Kurzgeschichten · Experimentelles · Erinnerungen
© Ben Pen
Ich sah auf. Auf meinem Desktop hatte sich ein Fensterchen geöffnet. Den größten Teil beherrschte Werbung. Nur oben prangte eine weiße, etwa zwei Finger breite Zeile. In der linken Ecke, grau hinterlegt: eine regenbogenfarbene Gerbera.
Es handelte sich um eine Flirt-App. Klickte man, erschienen Zahlen. Jeder Nutzer hatte eine ganz bestimmte Nummer. Mithilfe virtueller Fragebögen wurden Übereinstimmungen er-, potentielle Pärchen vermittelt.
Eigentlich war ich ja schon vergeben, verheiratet sogar, und dennoch …
Es machte Klick. Ich weiß nicht, ob ich maßgeblich daran beteiligt war, wer letztendlich geklickt hatte, sie oder ich, ob es Absicht oder Schicksal war, dass passierte, was passierte.
Aufgrund eines Praktikums hatte ich mein altes Kinderzimmer bezogen und war alleine. Es war dunkel. Das einzige Licht kam von einem Rechteck, bedrängt durch eine Dachschräge.
Es klingelte. Ich zögerte einen Moment. Schließlich nahm ich ab. „Hallo?“, fragte ich, darum bemüht, nicht allzu aufgeregt zu klingen. Meine Stimme war nur ein kleinbisschen belegt, zu geringfügig, als dass es hätte auffallen können.
Wir unterhielten uns. Sie hatte eine weiche, selbstsichere Stimme. Und kam mir irgendwie bekannt vor. Als hätten wir schon einmal das Vergnügen miteinander gehabt. Auch die Situation: wie aus einem anderen Traum …
Wir verabredeten und trafen uns, am nächsten Tag schon. Um uns her: Gedränge. Noch zehn Minuten, dann würde der Unterricht beginnen. Sie war schwarz, mit Dreadlocks in den Haaren. Diese endeten in Zöpfchen, Blumenkohl, von Haargummis gebändigt. Ihr Lachen entblößte ein regelrechtes Pferdegebiss.
In der Pause sahen wir uns wieder. Ich wusste, dass sie etwas von mir wollte. Ihre Schulbücher umklammernd stand sie da und lächelte mich an. Sie hatte einen guten Körper. Wir küssten uns.

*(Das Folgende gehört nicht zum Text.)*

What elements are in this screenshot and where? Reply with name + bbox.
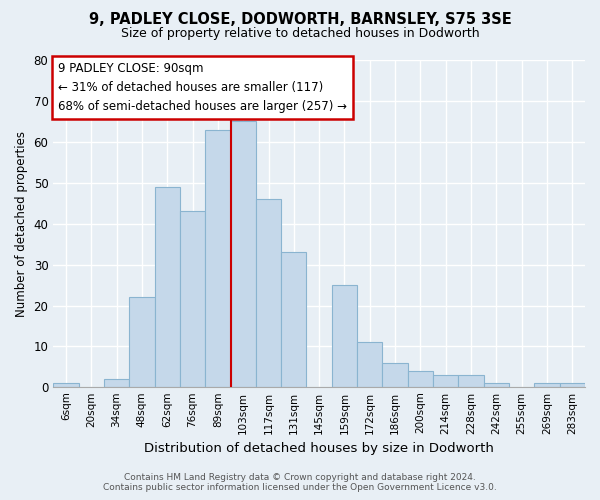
Bar <box>205 130 230 388</box>
Bar <box>357 342 382 388</box>
Bar <box>332 285 357 388</box>
Y-axis label: Number of detached properties: Number of detached properties <box>15 130 28 316</box>
Bar <box>408 371 433 388</box>
Bar <box>433 375 458 388</box>
X-axis label: Distribution of detached houses by size in Dodworth: Distribution of detached houses by size … <box>144 442 494 455</box>
Bar <box>256 199 281 388</box>
Bar <box>53 384 79 388</box>
Bar <box>180 212 205 388</box>
Bar <box>129 298 155 388</box>
Text: 9, PADLEY CLOSE, DODWORTH, BARNSLEY, S75 3SE: 9, PADLEY CLOSE, DODWORTH, BARNSLEY, S75… <box>89 12 511 28</box>
Bar <box>230 122 256 388</box>
Bar <box>458 375 484 388</box>
Bar <box>560 384 585 388</box>
Bar <box>484 384 509 388</box>
Text: Size of property relative to detached houses in Dodworth: Size of property relative to detached ho… <box>121 28 479 40</box>
Text: Contains HM Land Registry data © Crown copyright and database right 2024.
Contai: Contains HM Land Registry data © Crown c… <box>103 473 497 492</box>
Bar <box>104 379 129 388</box>
Bar <box>535 384 560 388</box>
Bar <box>281 252 307 388</box>
Text: 9 PADLEY CLOSE: 90sqm
← 31% of detached houses are smaller (117)
68% of semi-det: 9 PADLEY CLOSE: 90sqm ← 31% of detached … <box>58 62 347 113</box>
Bar <box>155 187 180 388</box>
Bar <box>382 363 408 388</box>
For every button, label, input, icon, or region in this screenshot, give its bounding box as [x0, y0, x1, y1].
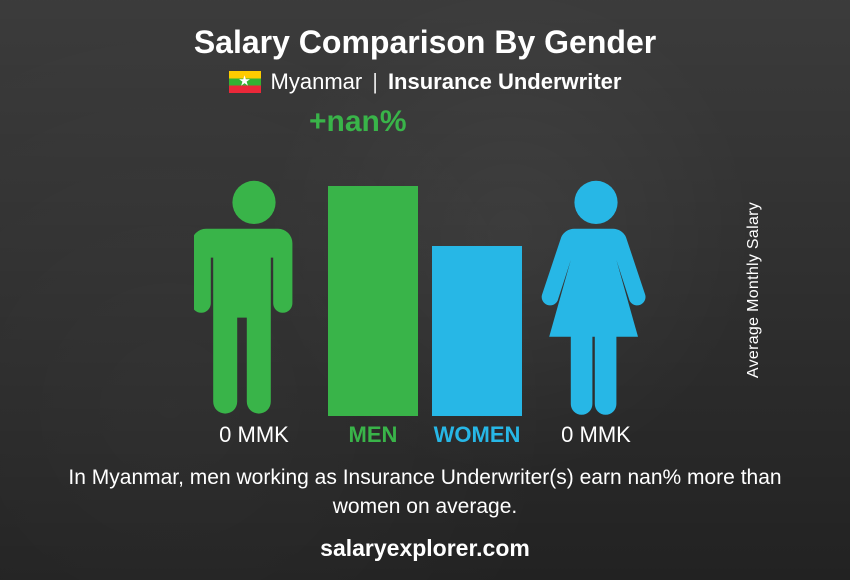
country-label: Myanmar: [271, 69, 363, 95]
flag-icon: [229, 71, 261, 93]
job-label: Insurance Underwriter: [388, 69, 622, 95]
women-value-label: 0 MMK: [536, 422, 656, 448]
axis-labels: 0 MMK MEN WOMEN 0 MMK: [125, 422, 725, 448]
page-title: Salary Comparison By Gender: [194, 24, 656, 61]
men-value-label: 0 MMK: [194, 422, 314, 448]
woman-icon: [536, 176, 656, 416]
men-axis-label: MEN: [328, 422, 418, 448]
subtitle-row: Myanmar | Insurance Underwriter: [229, 69, 622, 95]
men-bar: [328, 186, 418, 416]
separator: |: [372, 69, 378, 95]
women-axis-label: WOMEN: [432, 422, 522, 448]
infographic-container: Salary Comparison By Gender Myanmar | In…: [0, 0, 850, 580]
delta-label: +nan%: [309, 105, 407, 139]
summary-text: In Myanmar, men working as Insurance Und…: [45, 464, 805, 521]
sidebar-axis-label: Average Monthly Salary: [745, 202, 763, 378]
women-bar: [432, 246, 522, 416]
man-icon: [194, 176, 314, 416]
site-label: salaryexplorer.com: [320, 535, 530, 562]
chart-area: +nan%: [125, 115, 725, 416]
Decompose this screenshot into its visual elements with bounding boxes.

Am Nachmittag kam sie zu mir. Dort machten wir weiter. Wir saßen auf der Couch, im Wohnzimmer, und entkleideten einander. Sie hatte sich verändert. Aus ihrem afroamerikanischen war ein spanischer Typ geworden. Ihre Haut war jetzt karamellfarben und ihr Haar floss lang und schwarz über die Kissen. Auch hatte sie an Pfunden zugelegt. Einprägsam: eine leicht abgeflachte Nase.
Befreit begutachtete ich ihren Arsch, fixierte ihre Schamlippen, pralle Wülste, zwischen die ich meinen Schwanz zu schieben gedachte. Mit der Hand fühlte ich vor. Sie war noch trocken, leider …
Da hörte ich Schritte, beziehungsweise: Auf einmal hatte ich so eine Ahnung. Klatschten da Hausschuhe im Treppenhaus? Ich glaubte, es zu riechen, das Gemisch von Öl und Desinfektionsspray, sie wahrzunehmen, meine Mutter. Bereits hatte ich ihr Bild im Kopf: Sie stapfte die Stufen hoch.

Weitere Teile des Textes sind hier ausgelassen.